Biopolymer is a versatile material used in food processing, medicine, construction, and soil reinforcement. 𝛽-glucan is one of the biopolymers that improves the soil water content and ion adsorption in a drought or toxic metal contaminated land for plant survival. We analyzed drought stress damage reduction in sweet potatoes (Ipomoea batatas L. cv. Sodammi) by measuring the growth and major protein expression and activity under 𝛽-glucan soil amendment. The result showed that sweet potato leaf length and width were not affected by drought stress for 14 days, but sweet potatoes grown in 𝛽-glucan-amended soil showed an effect in preventing wilting caused by drought in phenotypic changes.
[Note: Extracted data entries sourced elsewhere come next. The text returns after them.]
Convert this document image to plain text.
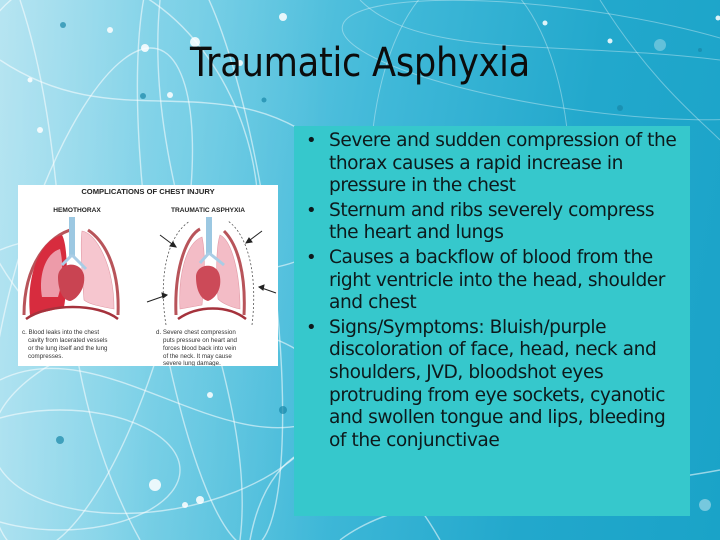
Traumatic Asphyxia
COMPLICATIONS OF CHEST INJURY
HEMOTHORAX	TRAUMATIC ASPHYXIA
c. Blood leaks into the chest
cavity from lacerated vessels
or the lung itself and the lung
compresses.
d. Severe chest compression
puts pressure on heart and
forces blood back into vein
of the neck. It may cause
severe lung damage.
• Severe and sudden compression of the thorax causes a rapid increase in pressure in the chest
• Sternum and ribs severely compress the heart and lungs
• Causes a backflow of blood from the right ventricle into the head, shoulder and chest
• Signs/Symptoms: Bluish/purple discoloration of face, head, neck and shoulders, JVD, bloodshot eyes protruding from eye sockets, cyanotic and swollen tongue and lips, bleeding of the conjunctivae
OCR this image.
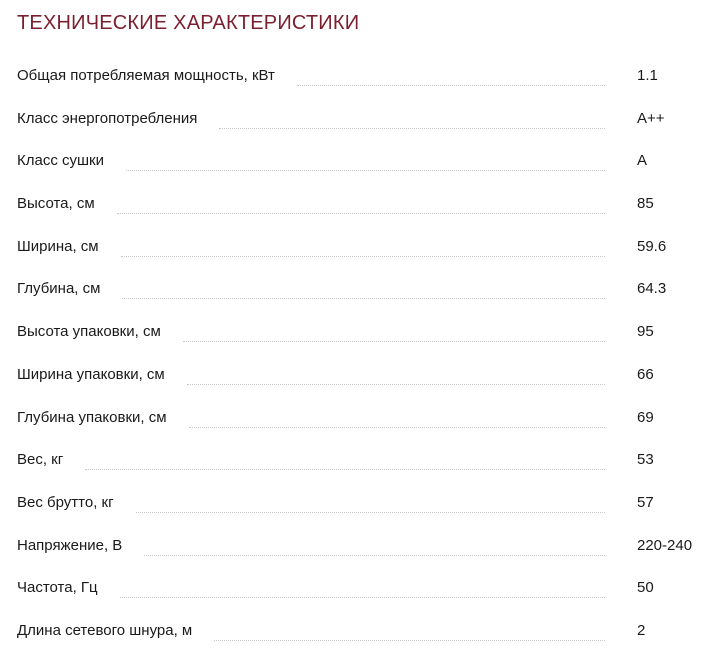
ТЕХНИЧЕСКИЕ ХАРАКТЕРИСТИКИ
Общая потребляемая мощность, кВт	1.1
Класс энергопотребления	A++
Класс сушки	A
Высота, см	85
Ширина, см	59.6
Глубина, см	64.3
Высота упаковки, см	95
Ширина упаковки, см	66
Глубина упаковки, см	69
Вес, кг	53
Вес брутто, кг	57
Напряжение, В	220-240
Частота, Гц	50
Длина сетевого шнура, м	2
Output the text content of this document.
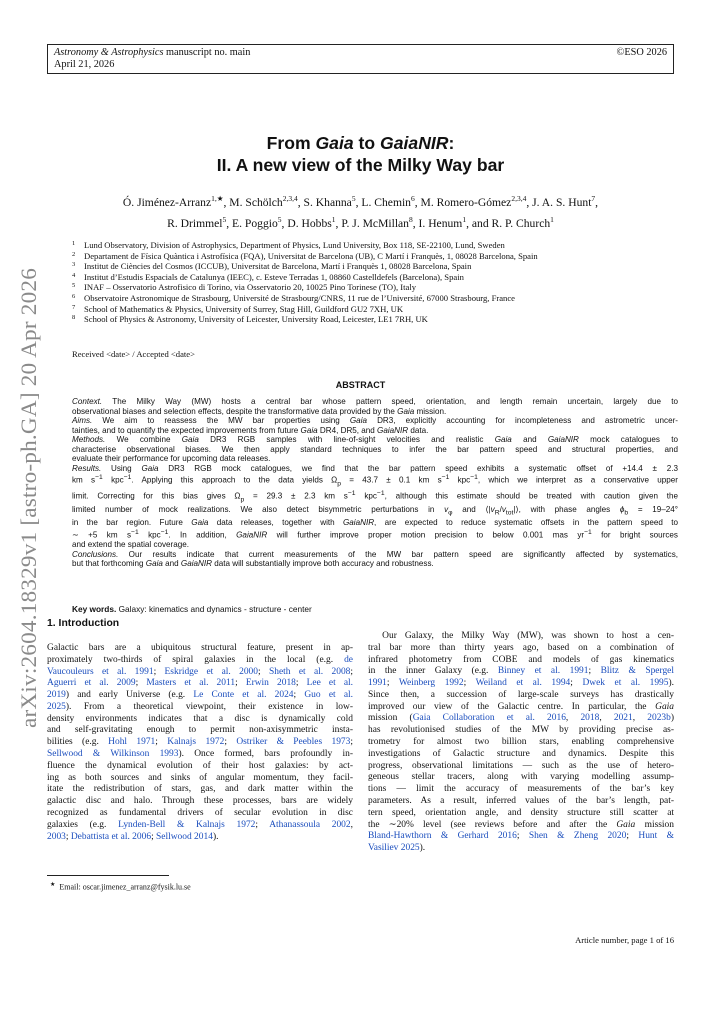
Astronomy & Astrophysics manuscript no. main
April 21, 2026
©ESO 2026
arXiv:2604.18329v1 [astro-ph.GA] 20 Apr 2026
From Gaia to GaiaNIR:
II. A new view of the Milky Way bar
Ó. Jiménez-Arranz$^{1,★}$, M. Schölch$^{2,3,4}$, S. Khanna$^5$, L. Chemin$^6$, M. Romero-Gómez$^{2,3,4}$, J. A. S. Hunt$^7$,
R. Drimmel$^5$, E. Poggio$^5$, D. Hobbs$^1$, P. J. McMillan$^8$, I. Henum$^1$, and R. P. Church$^1$
1	Lund Observatory, Division of Astrophysics, Department of Physics, Lund University, Box 118, SE-22100, Lund, Sweden
2	Departament de Física Quàntica i Astrofísica (FQA), Universitat de Barcelona (UB), C Martí i Franquès, 1, 08028 Barcelona, Spain
3	Institut de Ciències del Cosmos (ICCUB), Universitat de Barcelona, Martí i Franquès 1, 08028 Barcelona, Spain
4	Institut d’Estudis Espacials de Catalunya (IEEC), c. Esteve Terradas 1, 08860 Castelldefels (Barcelona), Spain
5	INAF – Osservatorio Astrofisico di Torino, via Osservatorio 20, 10025 Pino Torinese (TO), Italy
6	Observatoire Astronomique de Strasbourg, Université de Strasbourg/CNRS, 11 rue de l’Université, 67000 Strasbourg, France
7	School of Mathematics & Physics, University of Surrey, Stag Hill, Guildford GU2 7XH, UK
8	School of Physics & Astronomy, University of Leicester, University Road, Leicester, LE1 7RH, UK
Received <date> / Accepted <date>
ABSTRACT
Context. The Milky Way (MW) hosts a central bar whose pattern speed, orientation, and length remain uncertain, largely due to
observational biases and selection effects, despite the transformative data provided by the Gaia mission.
Aims. We aim to reassess the MW bar properties using Gaia DR3, explicitly accounting for incompleteness and astrometric uncer-
tainties, and to quantify the expected improvements from future Gaia DR4, DR5, and GaiaNIR data.
Methods. We combine Gaia DR3 RGB samples with line-of-sight velocities and realistic Gaia and GaiaNIR mock catalogues to
characterise observational biases. We then apply standard techniques to infer the bar pattern speed and structural properties, and
evaluate their performance for upcoming data releases.
Results. Using Gaia DR3 RGB mock catalogues, we find that the bar pattern speed exhibits a systematic offset of +14.4 ± 2.3
km $s^{-1}$ kpc$^{-1}$. Applying this approach to the data yields $\Omega_p = 43.7 \pm 0.1$ km $s^{-1}$ kpc$^{-1}$, which we interpret as a conservative upper
limit. Correcting for this bias gives $\Omega_p = 29.3 \pm 2.3$ km $s^{-1}$ kpc$^{-1}$, although this estimate should be treated with caution given the
limited number of mock realizations. We also detect bisymmetric perturbations in $v_\varphi$ and $⟨|v_R/v_{tot}|⟩$, with phase angles $\phi_b = 19-24^\circ$
in the bar region. Future Gaia data releases, together with GaiaNIR, are expected to reduce systematic offsets in the pattern speed to
∼ +5 km $s^{-1}$ kpc$^{-1}$. In addition, GaiaNIR will further improve proper motion precision to below 0.001 mas $yr^{-1}$ for bright sources
and extend the spatial coverage.
Conclusions. Our results indicate that current measurements of the MW bar pattern speed are significantly affected by systematics,
but that forthcoming Gaia and GaiaNIR data will substantially improve both accuracy and robustness.
Key words. Galaxy: kinematics and dynamics - structure - center
1. Introduction
Galactic bars are a ubiquitous structural feature, present in ap-
proximately two-thirds of spiral galaxies in the local (e.g. de
Vaucouleurs et al. 1991; Eskridge et al. 2000; Sheth et al. 2008;
Aguerri et al. 2009; Masters et al. 2011; Erwin 2018; Lee et al.
2019) and early Universe (e.g. Le Conte et al. 2024; Guo et al.
2025). From a theoretical viewpoint, their existence in low-
density environments indicates that a disc is dynamically cold
and self-gravitating enough to permit non-axisymmetric insta-
bilities (e.g. Hohl 1971; Kalnajs 1972; Ostriker & Peebles 1973;
Sellwood & Wilkinson 1993). Once formed, bars profoundly in-
fluence the dynamical evolution of their host galaxies: by act-
ing as both sources and sinks of angular momentum, they facil-
itate the redistribution of stars, gas, and dark matter within the
galactic disc and halo. Through these processes, bars are widely
recognized as fundamental drivers of secular evolution in disc
galaxies (e.g. Lynden-Bell & Kalnajs 1972; Athanassoula 2002,
2003; Debattista et al. 2006; Sellwood 2014).
  Our Galaxy, the Milky Way (MW), was shown to host a cen-
tral bar more than thirty years ago, based on a combination of
infrared photometry from COBE and models of gas kinematics
in the inner Galaxy (e.g. Binney et al. 1991; Blitz & Spergel
1991; Weinberg 1992; Weiland et al. 1994; Dwek et al. 1995).
Since then, a succession of large-scale surveys has drastically
improved our view of the Galactic centre. In particular, the Gaia
mission (Gaia Collaboration et al. 2016, 2018, 2021, 2023b)
has revolutionised studies of the MW by providing precise as-
trometry for almost two billion stars, enabling comprehensive
investigations of Galactic structure and dynamics. Despite this
progress, observational limitations — such as the use of hetero-
geneous stellar tracers, along with varying modelling assump-
tions — limit the accuracy of measurements of the bar’s key
parameters. As a result, inferred values of the bar’s length, pat-
tern speed, orientation angle, and density structure still scatter at
the ∼20% level (see reviews before and after the Gaia mission
Bland-Hawthorn & Gerhard 2016; Shen & Zheng 2020; Hunt &
Vasiliev 2025).
★ Email: oscar.jimenez_arranz@fysik.lu.se
Article number, page 1 of 16
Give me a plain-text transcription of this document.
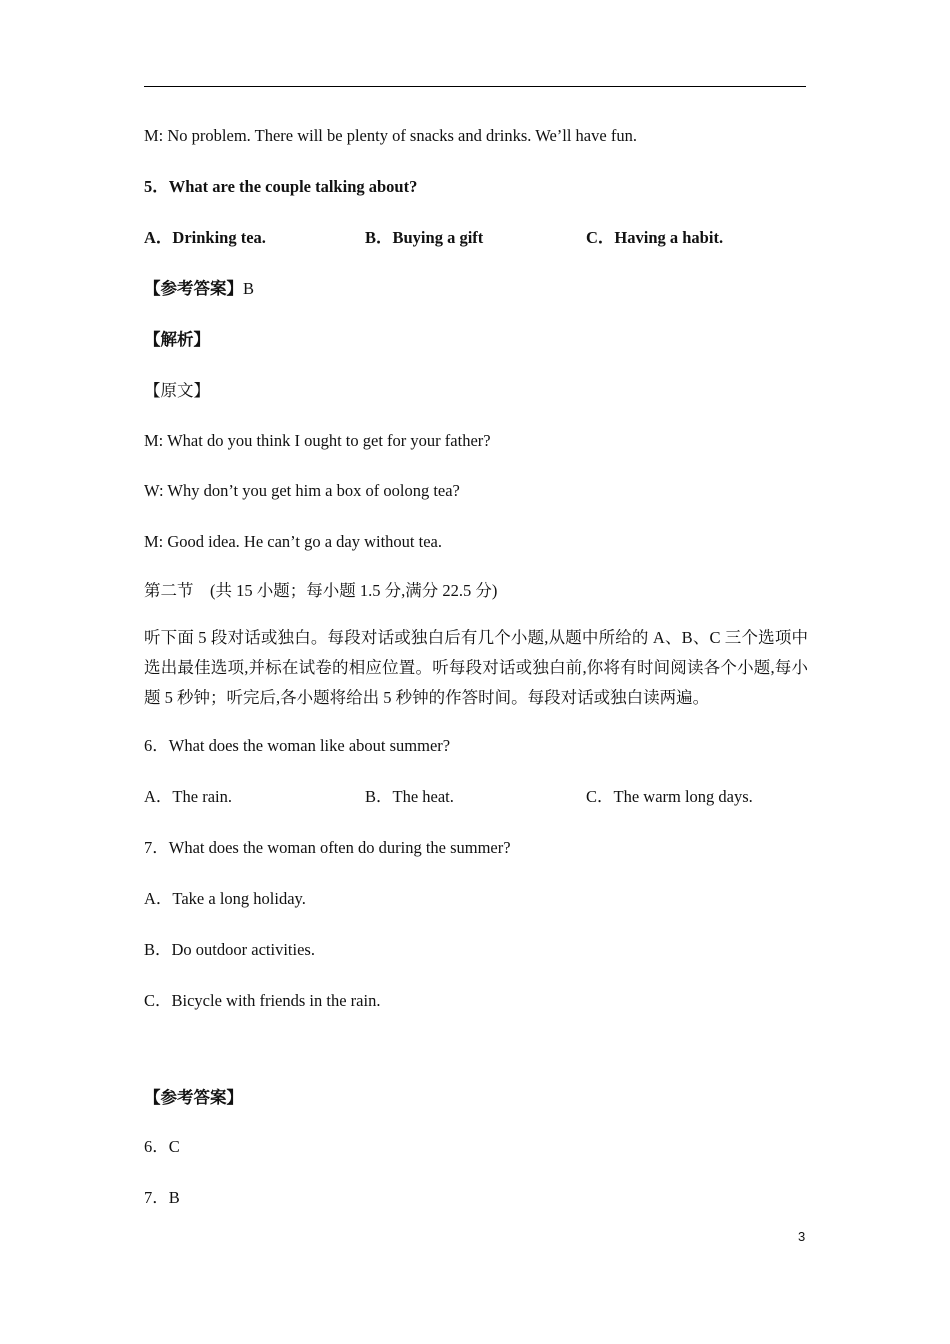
M: No problem. There will be plenty of snacks and drinks. We’ll have fun.
5．What are the couple talking about?
A．Drinking tea.	B．Buying a gift	C．Having a habit.
【参考答案】B
【解析】
【原文】
M: What do you think I ought to get for your father?
W: Why don’t you get him a box of oolong tea?
M: Good idea. He can’t go a day without tea.
第二节　(共 15 小题；每小题 1.5 分,满分 22.5 分)
听下面 5 段对话或独白。每段对话或独白后有几个小题,从题中所给的 A、B、C 三个选项中选出最佳选项,并标在试卷的相应位置。听每段对话或独白前,你将有时间阅读各个小题,每小题 5 秒钟；听完后,各小题将给出 5 秒钟的作答时间。每段对话或独白读两遍。
6．What does the woman like about summer?
A．The rain.	B．The heat.	C．The warm long days.
7．What does the woman often do during the summer?
A．Take a long holiday.
B．Do outdoor activities.
C．Bicycle with friends in the rain.
【参考答案】
6．C
7．B
3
Under drought stress, sweet potato leaves did not show any changes in electrolyte leakage, but the relative water content was higher in sweet potatoes grown in 𝛽-glucan-amended soil than in normal soil. 𝛽-glucan soil amendment increased the expression of plasma membrane (PM) H⁺-ATPase, but it decreased the aquaporin PIP2 (plasma membrane intrinsic protein 2) in sweet potatoes under drought stress. Moreover, water maintenance affected the PM H⁺-ATPase activity, which contributed to tolerance under drought stress. These results indicate that 𝛽-glucan soil amendment improves the soil water content during drought and affects the water supply in sweet potatoes. Consequently, 𝛽-glucan is a potential material for maintaining soil water contents, and analysis of the major PM proteins is one of the indicators for evaluating the biopolymer effect on plant survival under drought stress.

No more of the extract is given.